The Karanas in the Brihadeshwara Temple are sculpted on the walls of an inaccessible room on top of the Sanctum Sanctorum, and consist of about 87, four-armed, large figures of Shiva in Karana poses, with one pair of hands holding various weapons. There are other stray Karana figures, scattered all over Southern India in other temples. Strictly speaking, the Karana is an entire dance movement whereas the Karana-Sculpture is just one static pose taken from these. The beautiful bracket and wall figures of the Chennakesava temple at Belur, and the Hoysaleswara temple at Halebid depict dancers in a variety of poses that can be easily identified with the Caris, the Sthanakas and the Karanas described in the Natya Shastra. After a deep study of the sculptures at Chidambaram, scholars have classified Karanas into nine types. According to Sarangadeva in the Sangita Ratnakar, a beautiful classical pose, formed by changing the hands and legs in dance, conditioned by the mood or flavour, is known as a Karana. Bharata, in the Natya Shastra, merely defines a Karana as a combined movement of the feet and the hands that, though momentarily static, is a dynamic series of movements, which culminates in a specific pose. By themselves, the Karanas are beautiful aspects of dance, believed to have originated with Lord Nataraja’s Tandava. Pundits like Somanathkavi, Abhinavgupta and Sarangadeva suggested their use along with Bhava so as to expand their utility into the realm of Abhinaya. Over the years, Gurus interpreted Karanas with expressions in the Bhagavata Mela Natakam style, thereby incorporating these Karanas into Javalis and Padams.

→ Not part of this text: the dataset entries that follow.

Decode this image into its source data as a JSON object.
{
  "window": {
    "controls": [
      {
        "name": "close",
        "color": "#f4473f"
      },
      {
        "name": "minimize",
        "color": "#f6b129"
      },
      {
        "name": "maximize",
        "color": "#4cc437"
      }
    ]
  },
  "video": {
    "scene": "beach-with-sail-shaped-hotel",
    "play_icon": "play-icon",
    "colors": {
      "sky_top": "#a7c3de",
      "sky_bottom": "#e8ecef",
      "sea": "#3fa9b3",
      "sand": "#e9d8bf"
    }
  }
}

The Natya Karanas give us a static element to offset the dynamic movements of the dance. This is important, for a pause is as important as a movement in classical dance.  Natya Karanas have not found prominence in the modern repertoire and one of the major reasons may be the physical inability of modern dancers to perform them. Most dancers today are overweight and inflexible due to the effects of modern lifestyle and diet. Unless a person has tremendous dedication and determination it will be very difficult to be able to perform most of the acrobatic Natya Karanas. We often see dancers struggle to stand even on one leg in a feeble attempt to recreate the masterly Karanas.

Under the dynamic leadership of Kalaimamani Yogacharini Meenakshi Devi Bhavanani, Yoganjali Natyalayam, Pondicherry’s premier institute of Yoga, Bharatanatyam  and Carnatic music has tried to restore the acrobatic Karanas to the Bharat Natyam repertoire. According to Yogacharya Dr Ananda Balayogi Bhavanani, Chairman Yoganjali Natyalayam, acrobatic Natya Karanas are very much a part of the traditional Bharat Natyam repertoire, but have been practically lost in today’s performances. He says that evidence of their presence in this art form is very clear in studying bas relief, sculptures and paintings in Gopurams, walls, ceilings and courtyards of our ancient Dravidian temples, especially in Chidambaram, Kumbakonam, Thanjavur and Tiruvannamalai, where dancers are depicted in acrobatic stances. He also points out that these stances are very similar to Yoga Asanas, and in the Gopuram walls at Chidambaram, at least twenty different classical Yoga Asanas are depicted by the dancers, including Dhanurasana, Chakrasana, Vrikshasana, Natarajasana, Trivikramasana, Ananda Tandavasana, Padmasana, Siddhasana, Kaka Asana, Vrishchikasana and others. Yoganjali Natyalayam has as one of its aims the restoration of these acrobatic Karanas to the classical Bharatanatyam  performance and this is possible only by combining sustained Yogic discipline with dance training from an early age. The sincere and regular practice of Yoga from early childhood helps to re-create the Karanas efficiently and many of the students of Yoganjali Natyalayam have become experts in the artistic presentation of these Karanas.